Hasta el 2 de julio de 2023 se podrán visitar en la sala 16 A del edificio Villanueva del Museo del Prado.
Cinco de estas obras se han emparejado con otras tantas del museo con las que mantienen estrechas afinidades. Este préstamo se convierte así en una oportunidad única e irrepetible de ver compartiendo espacio a San Jerónimo y Retrato de médico, y La expulsión de los mercaderes del Templo y La Anunciación del Greco; Felipe IV en Fraga y El Primo de Velázquez; Autorretrato y Nicolás Omazur de Murillo; y Retrato de mujer y Juan Bautista Muguiro de Goya.
La pintura española de The Frick Collection, una importante colección neoyorquina, se exhibe en la sala 16 A del Museo Nacional del Prado hasta el próximo 2 de julio. Un conjunto de nueve obras emblemáticas de Velázquez, el Greco, Murillo y Goya que ha realizado este singular viaje a España gracias al apoyo de la Comunidad de Madrid. La exposición tiene como punto de referencia estas nueve obras de pintura española que custodia la Frick Collection.
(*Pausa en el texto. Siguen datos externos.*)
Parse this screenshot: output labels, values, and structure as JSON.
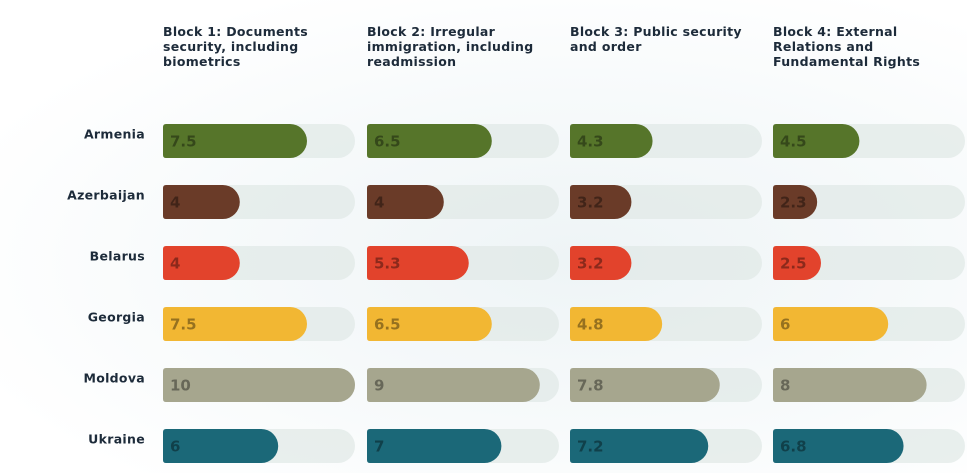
{
  "chart_data": {
    "type": "bar",
    "categories": [
      "Armenia",
      "Azerbaijan",
      "Belarus",
      "Georgia",
      "Moldova",
      "Ukraine"
    ],
    "colors": [
      "#56752a",
      "#6a3b28",
      "#e2432c",
      "#f2b733",
      "#a6a68e",
      "#1b6878"
    ],
    "xlim": [
      0,
      10
    ],
    "series": [
      {
        "name": "Block 1: Documents security, including biometrics",
        "values": [
          7.5,
          4,
          4,
          7.5,
          10,
          6
        ]
      },
      {
        "name": "Block 2: Irregular immigration, including readmission",
        "values": [
          6.5,
          4,
          5.3,
          6.5,
          9,
          7
        ]
      },
      {
        "name": "Block 3: Public security and order",
        "values": [
          4.3,
          3.2,
          3.2,
          4.8,
          7.8,
          7.2
        ]
      },
      {
        "name": "Block 4: External Relations and Fundamental Rights",
        "values": [
          4.5,
          2.3,
          2.5,
          6,
          8,
          6.8
        ]
      }
    ]
  }
}
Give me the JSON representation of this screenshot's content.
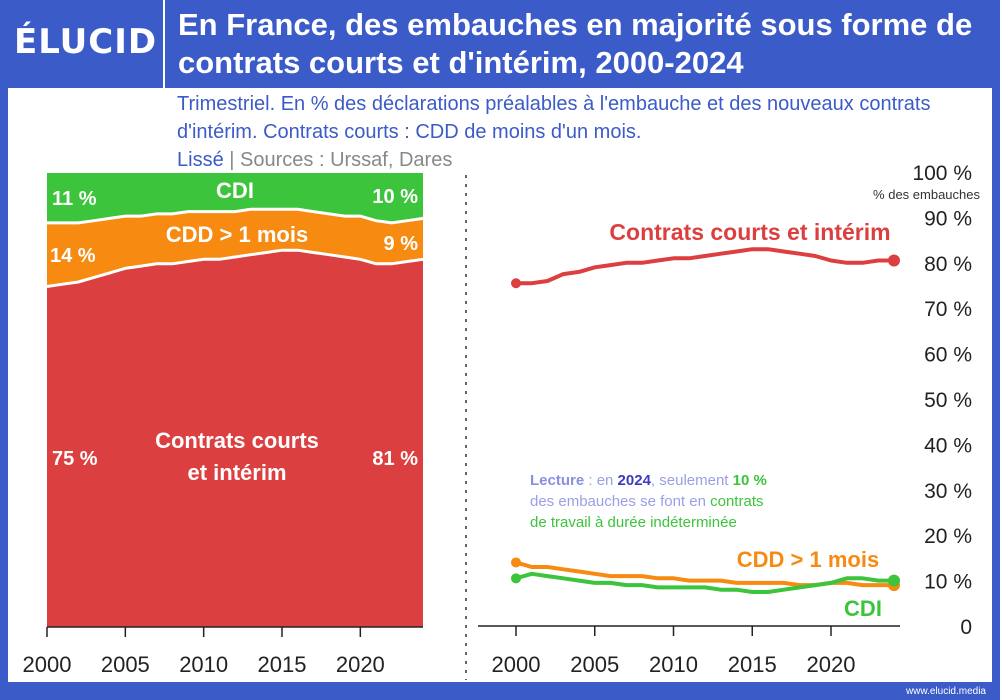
{
  "header": {
    "logo": "ÉLUCID",
    "title": "En France, des embauches en majorité sous forme de contrats courts et d'intérim, 2000-2024"
  },
  "subtitle": {
    "line": "Trimestriel. En % des déclarations préalables à l'embauche et des nouveaux contrats d'intérim. Contrats courts : CDD de moins d'un mois.",
    "lisse": "Lissé",
    "sep": "|",
    "sources": "Sources : Urssaf, Dares"
  },
  "footer": {
    "url": "www.elucid.media"
  },
  "colors": {
    "red": "#dc3f3f",
    "orange": "#f78a10",
    "green": "#3cc43c",
    "blue": "#3b5bc8",
    "grey": "#888888"
  },
  "chart_data": [
    {
      "type": "area",
      "stacked": true,
      "x": [
        2000,
        2001,
        2002,
        2003,
        2004,
        2005,
        2006,
        2007,
        2008,
        2009,
        2010,
        2011,
        2012,
        2013,
        2014,
        2015,
        2016,
        2017,
        2018,
        2019,
        2020,
        2021,
        2022,
        2023,
        2024
      ],
      "xticks": [
        "2000",
        "2005",
        "2010",
        "2015",
        "2020"
      ],
      "ylim": [
        0,
        100
      ],
      "series": [
        {
          "name": "Contrats courts et intérim",
          "label": "Contrats courts et intérim",
          "values": [
            75,
            75.5,
            76,
            77,
            78,
            79,
            79.5,
            80,
            80,
            80.5,
            81,
            81,
            81.5,
            82,
            82.5,
            83,
            83,
            82.5,
            82,
            81.5,
            81,
            80,
            80,
            80.5,
            81
          ],
          "start_label": "75 %",
          "end_label": "81 %"
        },
        {
          "name": "CDD > 1 mois",
          "label": "CDD > 1 mois",
          "values": [
            14,
            13.5,
            13,
            12.5,
            12,
            11.5,
            11,
            11,
            11,
            11,
            10.5,
            10.5,
            10,
            10,
            9.5,
            9,
            9,
            9,
            9,
            9,
            9.5,
            9.5,
            9,
            9,
            9
          ],
          "start_label": "14 %",
          "end_label": "9 %"
        },
        {
          "name": "CDI",
          "label": "CDI",
          "values": [
            11,
            11,
            11,
            10.5,
            10,
            9.5,
            9.5,
            9,
            9,
            8.5,
            8.5,
            8.5,
            8.5,
            8,
            8,
            8,
            8,
            8.5,
            9,
            9.5,
            9.5,
            10.5,
            11,
            10.5,
            10
          ],
          "start_label": "11 %",
          "end_label": "10 %"
        }
      ]
    },
    {
      "type": "line",
      "x": [
        2000,
        2001,
        2002,
        2003,
        2004,
        2005,
        2006,
        2007,
        2008,
        2009,
        2010,
        2011,
        2012,
        2013,
        2014,
        2015,
        2016,
        2017,
        2018,
        2019,
        2020,
        2021,
        2022,
        2023,
        2024
      ],
      "xticks": [
        "2000",
        "2005",
        "2010",
        "2015",
        "2020"
      ],
      "ylim": [
        0,
        100
      ],
      "yticks": [
        "0",
        "10 %",
        "20 %",
        "30 %",
        "40 %",
        "50 %",
        "60 %",
        "70 %",
        "80 %",
        "90 %",
        "100 %"
      ],
      "ylabel": "% des embauches",
      "series": [
        {
          "name": "Contrats courts et intérim",
          "values": [
            75.5,
            75.5,
            76,
            77.5,
            78,
            79,
            79.5,
            80,
            80,
            80.5,
            81,
            81,
            81.5,
            82,
            82.5,
            83,
            83,
            82.5,
            82,
            81.5,
            80.5,
            80,
            80,
            80.5,
            80.5
          ]
        },
        {
          "name": "CDD > 1 mois",
          "values": [
            14,
            13,
            13,
            12.5,
            12,
            11.5,
            11,
            11,
            11,
            10.5,
            10.5,
            10,
            10,
            10,
            9.5,
            9.5,
            9.5,
            9.5,
            9,
            9,
            9.5,
            9.5,
            9,
            9,
            9
          ]
        },
        {
          "name": "CDI",
          "values": [
            10.5,
            11.5,
            11,
            10.5,
            10,
            9.5,
            9.5,
            9,
            9,
            8.5,
            8.5,
            8.5,
            8.5,
            8,
            8,
            7.5,
            7.5,
            8,
            8.5,
            9,
            9.5,
            10.5,
            10.5,
            10,
            10
          ]
        }
      ],
      "annotation": {
        "lecture": "Lecture",
        "part1": " : en ",
        "year": "2024",
        "part2": ", seulement ",
        "pct": "10 %",
        "line2a": "des embauches se font en ",
        "line2b": "contrats",
        "line3": "de travail à durée indéterminée"
      }
    }
  ]
}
Todos ellas son obras excepcionales que permiten establecer relaciones estrechas con algunas piezas importantes del Prado y convertir esta exposición en una ocasión única e irrepetible. Así, junto a San Jerónimo del Greco cuelga Retrato de médico, que es su contrapartida en términos de retrato civil y de gama cromática gris; mientras que al lado de La expulsión de los mercaderes, de ese mismo pintor, se sitúa La anunciación, pues ambas muestran un uso equiparable de los recursos arquitectónicos para resolver la fuga espacial.
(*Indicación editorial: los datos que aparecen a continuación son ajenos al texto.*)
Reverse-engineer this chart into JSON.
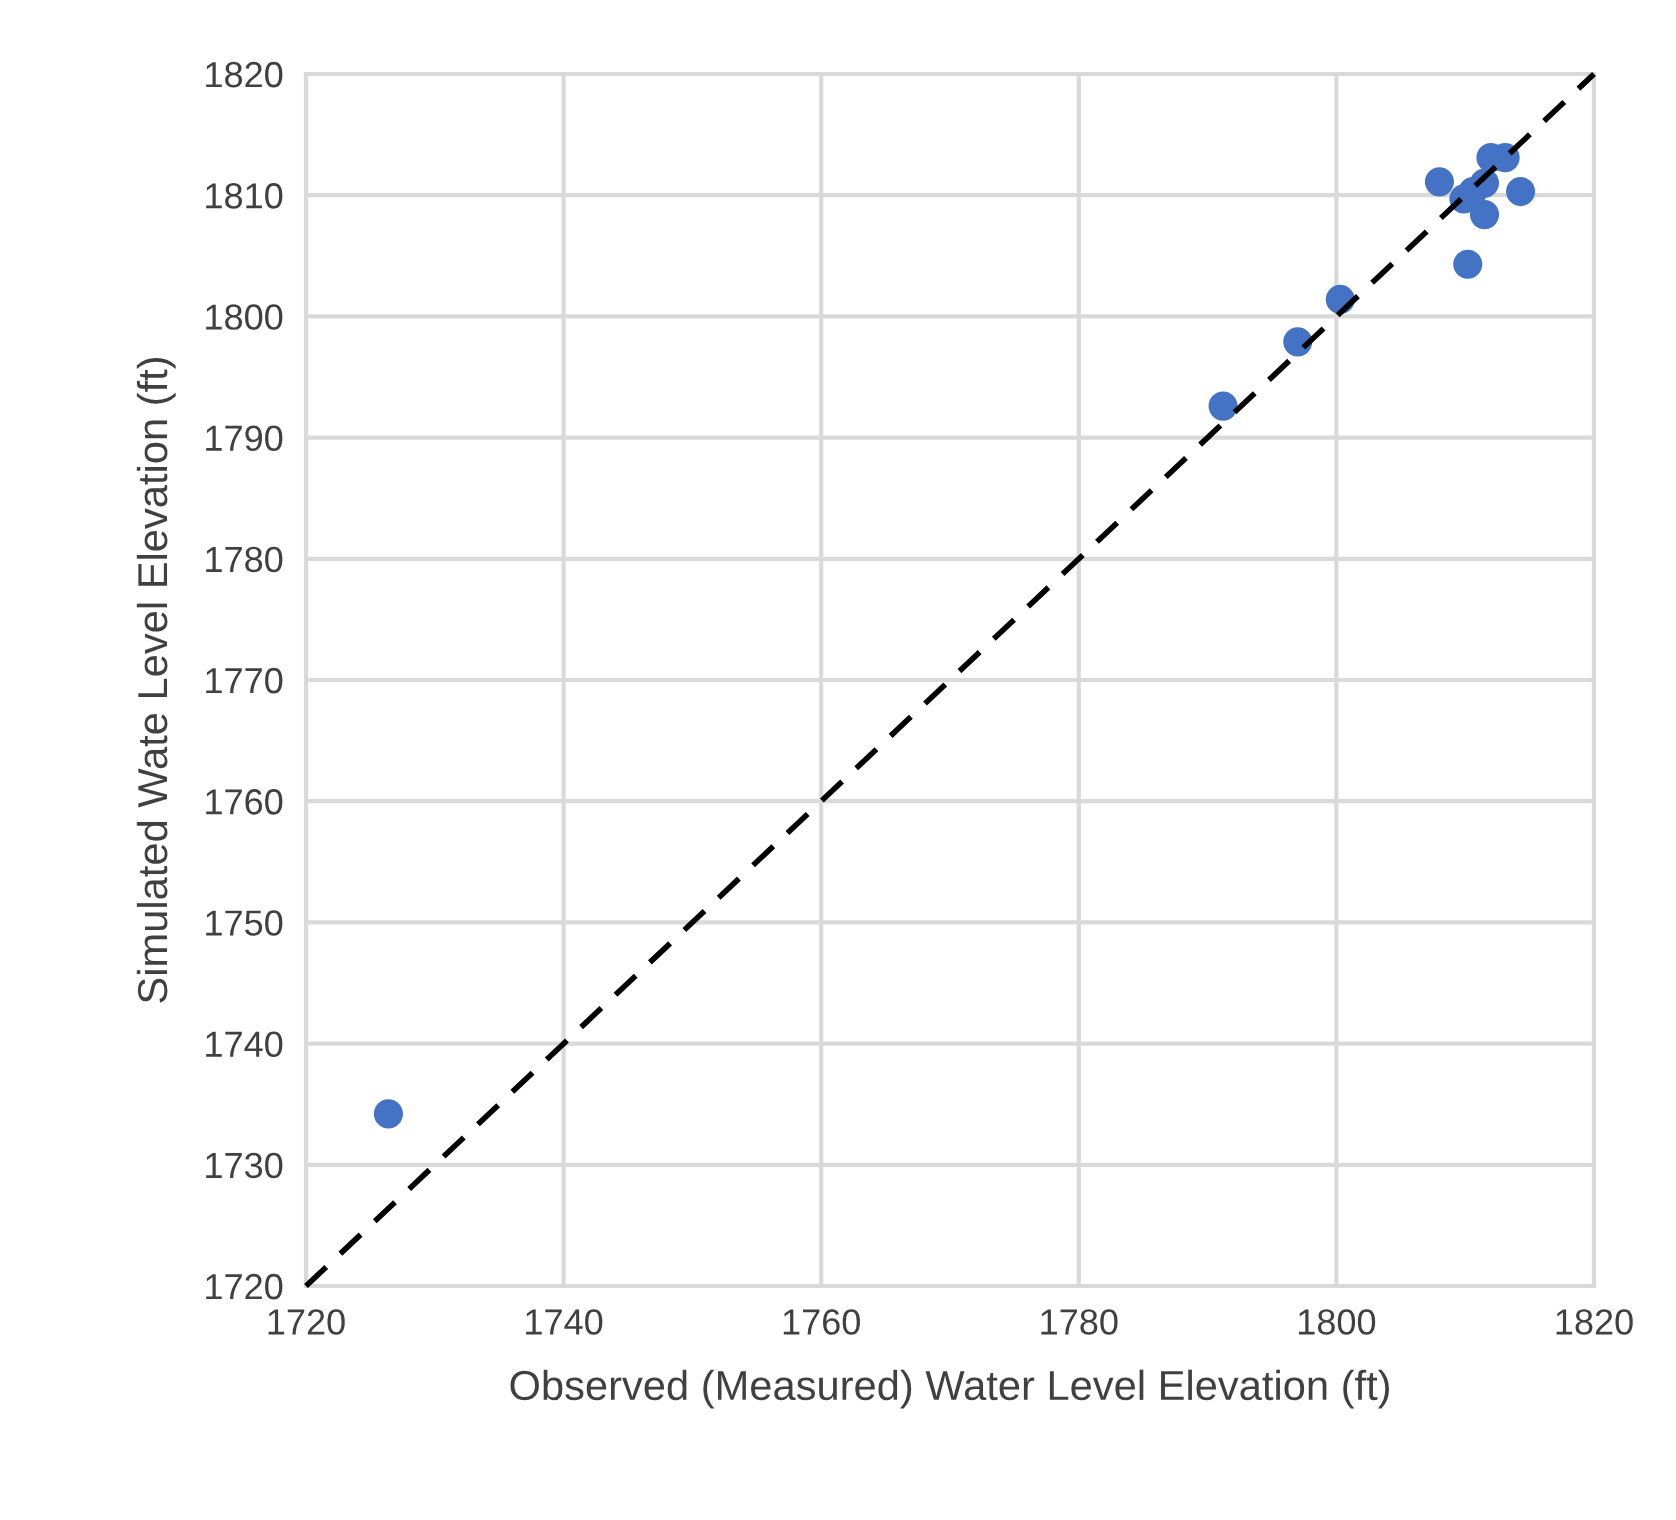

En el caso de Velázquez, el cuadro de Felipe IV en Fraga, de la Frick, fue realizado en la misma época, el mismo lugar y con la misma tela que El primo. De su contemporáneo Murillo llega un Autorretrato inscrito en un marco ovalado y pétreo, según una tipología muy característica del pintor, y que es común a Nicolás Omazur, del Prado, junto con el que se expone.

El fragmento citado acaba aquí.